Annie Huang, Taipei; Vyra Wu, DIGITIMES Asia 0

Credit: AFP

In the dynamic landscape of renewable energy, Taiwan emerges as a key player in the offshore wind power arena. Lucas Lin, Chairman of Synera Renewable Energy (SRE), said the island nation leverages advanced technology and a robust talent pool to stake its claim in the booming offshore wind market.

As global demand for offshore wind energy continues to surge, Taiwan finds itself at the forefront of a competitive race for vital supply chain resources. Lin outlines four essential pillars driving Taiwan's renewable energy development:

1. Government and regulatory framework: Taiwan's energy policies are intricately woven into its national agenda, providing a clear roadmap for industry stakeholders amidst changing political landscapes.

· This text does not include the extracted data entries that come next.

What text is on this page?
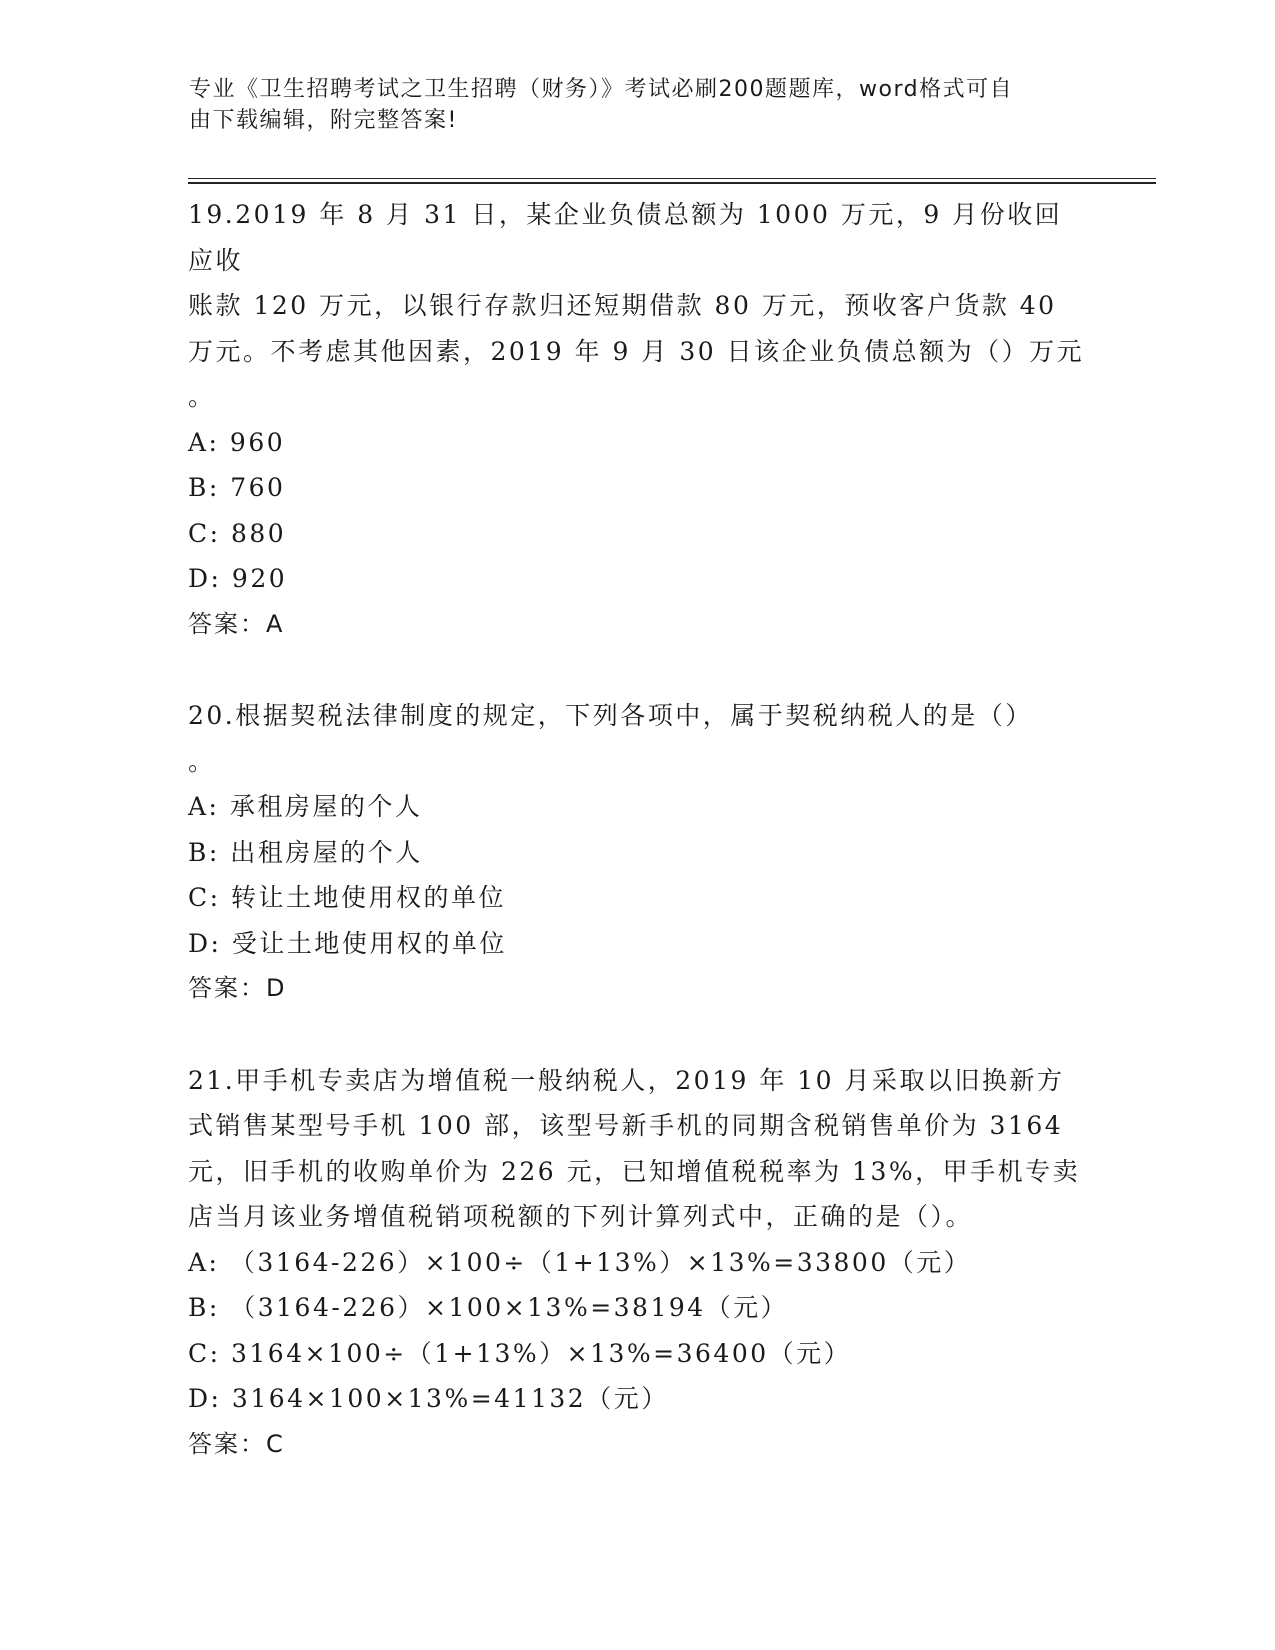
专业《卫生招聘考试之卫生招聘（财务）》考试必刷200题题库，word格式可自
由下载编辑，附完整答案!

19.2019 年 8 月 31 日，某企业负债总额为 1000 万元，9 月份收回应收
账款 120 万元，以银行存款归还短期借款 80 万元，预收客户货款 40
万元。不考虑其他因素，2019 年 9 月 30 日该企业负债总额为（）万元
。

A: 960

B: 760

C: 880

D: 920

答案：A

20.根据契税法律制度的规定，下列各项中，属于契税纳税人的是（）
。

A: 承租房屋的个人

B: 出租房屋的个人

C: 转让土地使用权的单位

D: 受让土地使用权的单位

答案：D

21.甲手机专卖店为增值税一般纳税人，2019 年 10 月采取以旧换新方
式销售某型号手机 100 部，该型号新手机的同期含税销售单价为 3164
元，旧手机的收购单价为 226 元，已知增值税税率为 13%，甲手机专卖
店当月该业务增值税销项税额的下列计算列式中，正确的是（）。

A: （3164-226）×100÷（1+13%）×13%=33800（元）

B: （3164-226）×100×13%=38194（元）

C: 3164×100÷（1+13%）×13%=36400（元）

D: 3164×100×13%=41132（元）

答案：C
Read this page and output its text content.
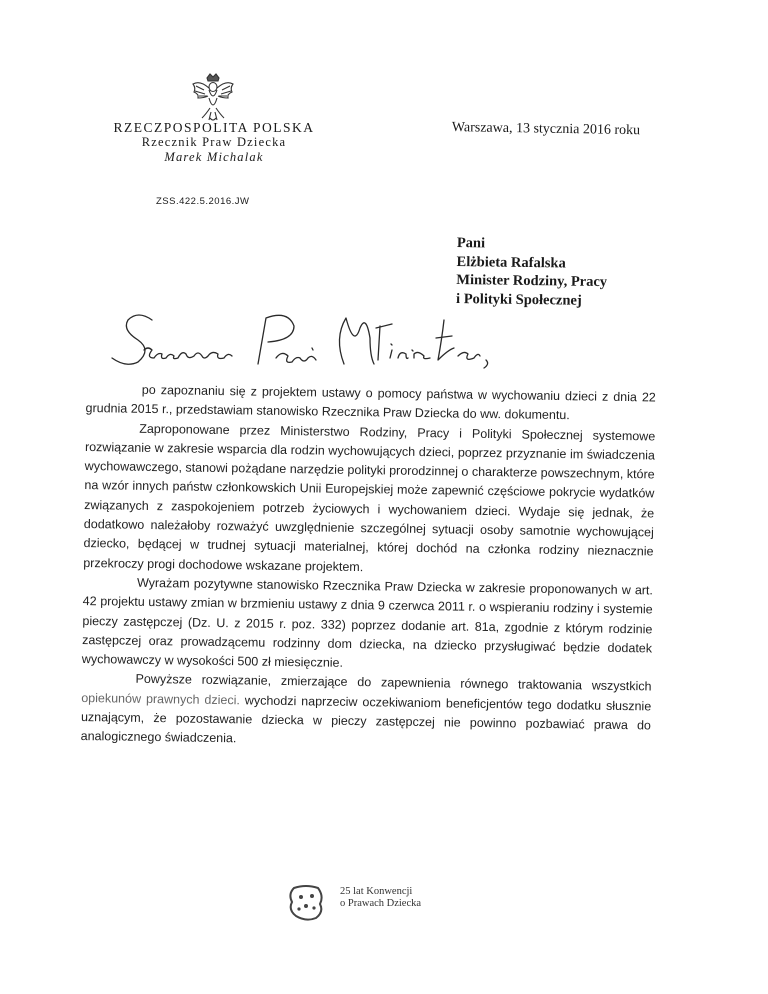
RZECZPOSPOLITA POLSKA
Rzecznik Praw Dziecka
Marek Michalak
ZSS.422.5.2016.JW
Warszawa, 13 stycznia 2016 roku
Pani
Elżbieta Rafalska
Minister Rodziny, Pracy
i Polityki Społecznej

po zapoznaniu się z projektem ustawy o pomocy państwa w wychowaniu dzieci z dnia 22 grudnia 2015 r., przedstawiam stanowisko Rzecznika Praw Dziecka do ww. dokumentu.

Zaproponowane przez Ministerstwo Rodziny, Pracy i Polityki Społecznej systemowe rozwiązanie w zakresie wsparcia dla rodzin wychowujących dzieci, poprzez przyznanie im świadczenia wychowawczego, stanowi pożądane narzędzie polityki prorodzinnej o charakterze powszechnym, które na wzór innych państw członkowskich Unii Europejskiej może zapewnić częściowe pokrycie wydatków związanych z zaspokojeniem potrzeb życiowych i wychowaniem dzieci. Wydaje się jednak, że dodatkowo należałoby rozważyć uwzględnienie szczególnej sytuacji osoby samotnie wychowującej dziecko, będącej w trudnej sytuacji materialnej, której dochód na członka rodziny nieznacznie przekroczy progi dochodowe wskazane projektem.

Wyrażam pozytywne stanowisko Rzecznika Praw Dziecka w zakresie proponowanych w art. 42 projektu ustawy zmian w brzmieniu ustawy z dnia 9 czerwca 2011 r. o wspieraniu rodziny i systemie pieczy zastępczej (Dz. U. z 2015 r. poz. 332) poprzez dodanie art. 81a, zgodnie z którym rodzinie zastępczej oraz prowadzącemu rodzinny dom dziecka, na dziecko przysługiwać będzie dodatek wychowawczy w wysokości 500 zł miesięcznie.

Powyższe rozwiązanie, zmierzające do zapewnienia równego traktowania wszystkich opiekunów prawnych dzieci. wychodzi naprzeciw oczekiwaniom beneficjentów tego dodatku słusznie uznającym, że pozostawanie dziecka w pieczy zastępczej nie powinno pozbawiać prawa do analogicznego świadczenia.

25 lat Konwencji
o Prawach Dziecka
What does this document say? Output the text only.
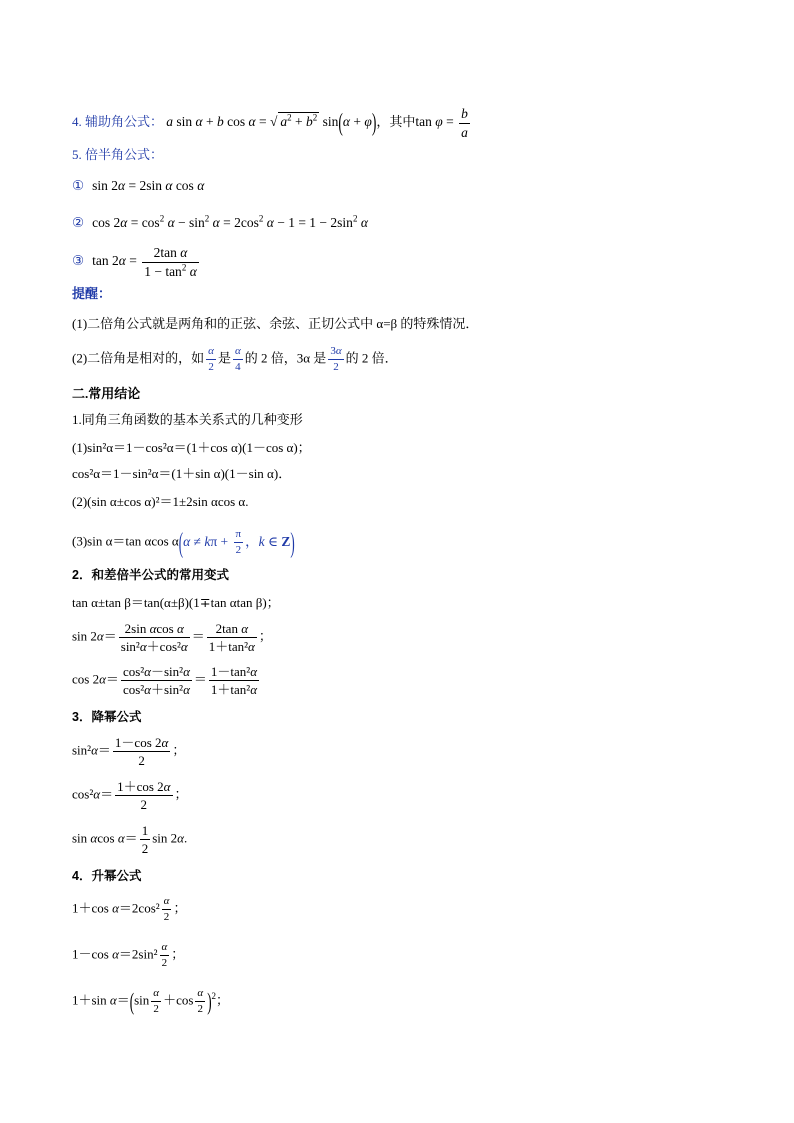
4. 辅助角公式： a sin α + b cos α = √ $a^2 + b^2$ sin(α + φ)，其中$\tan \varphi = \frac{b}{a}$
5. 倍半角公式：
① sin 2α = 2sin α cos α
② $\cos 2\alpha = \cos^2 \alpha - \sin^2 \alpha = 2\cos^2$ $\alpha - 1 = 1 - 2\sin^2$ α
③ $\tan 2\alpha = \frac{\text{2tan α}}{1 - \tan^2 \alpha}$
提醒：
(1)二倍角公式就是两角和的正弦、余弦、正切公式中 α=β 的特殊情况．
(2)二倍角是相对的，如 $\frac{\alpha}{2}$ 是 $\frac{\alpha}{4}$ 的 2 倍，3α 是 $\frac{3\alpha}{2}$ 的 2 倍．
二.常用结论
1.同角三角函数的基本关系式的几种变形
(1)sin²α＝1－cos²α＝(1＋cos α)(1－cos α)；
cos²α＝1－sin²α＝(1＋sin α)(1－sin α)．
(2)(sin α±cos α)²＝1±2sin αcos α.
(3)sin α＝tan αcos $\alpha(\alpha \ne k\pi + \frac{\pi}{2}$ ，k ∈ Z)
2．和差倍半公式的常用变式
tan α±tan β＝tan(α±β)(1∓tan αtan β)；
$\sin 2\alpha= \frac{\text{2sin αcos α}}{\text{sin²α＋cos²α}} = \frac{\text{2tan α}}{\text{1＋tan²α}}$ ；
$\cos 2\alpha= \frac{\text{cos²α－sin²α}}{\text{cos²α＋sin²α}} = \frac{\text{1－tan²α}}{\text{1＋tan²α}}$
3．降幂公式
$\sin^2\alpha= \frac{1-\cos 2\alpha}{2}$ ；
$\cos^2\alpha= \frac{1+\cos 2\alpha}{2}$ ；
sin αcos $\alpha= \frac{1}{2}$ sin 2α.
4．升幂公式
1＋cos $\alpha=2\cos^2 \frac{\alpha}{2}$ ；
1－cos $\alpha=2\sin^2 \frac{\alpha}{2}$ ；
1＋sin $\alpha=(\sin \frac{\alpha}{2} +\cos \frac{\alpha}{2} )^2$；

2. Localized project development: rigorous site surveys, risk analysis, and interface management are essential in successfully executing offshore wind projects, ensuring seamless integration with local ecosystems.

3. Contractor and supply chain management: balancing regional supply chain dynamics and navigating cost-risk trade-offs are critical considerations for project sustainability and efficiency.

4. Financial infrastructure: access to robust financial mechanisms, including support from Export Credit Agencies (ECAs) and international banking institutions, fuels the growth of Taiwan's offshore wind sector. Lin anticipates discussions around establishing a domestic financing mechanism, reflecting the island's commitment to sustainable energy development.

In light of SRE's recent strides in offshore wind power, Lin highlighted the company's expansion into the Japanese market. With a total project capacity of 5.3GW, including 3.1GW in Taiwan and 2.2GW in Japan, Synera focuses on projects such as the Kyushu offshore wind farm, incorporating fixed and floating pile installations. While the company primarily targets the Asian market, particularly Taiwan and Japan, it also monitors opportunities in South Korea, Southeast Asia, and Australia. However, such expansion efforts necessitate careful consideration of each country's legal frameworks and infrastructure capabilities.

Taiwan's offshore wind sector is expected to reach 40-50GW by 2050, with Lin estimating it will likely settle around 45GW. Meanwhile, solar photovoltaic (PV) power is projected to range from 40-80GW. However, given Taiwan's limited land availability, solar PV development faces challenges unless it transitions offshore. Regardless, offshore wind power and solar PV are poised to maintain their status as Taiwan's primary sources of green energy in the foreseeable future.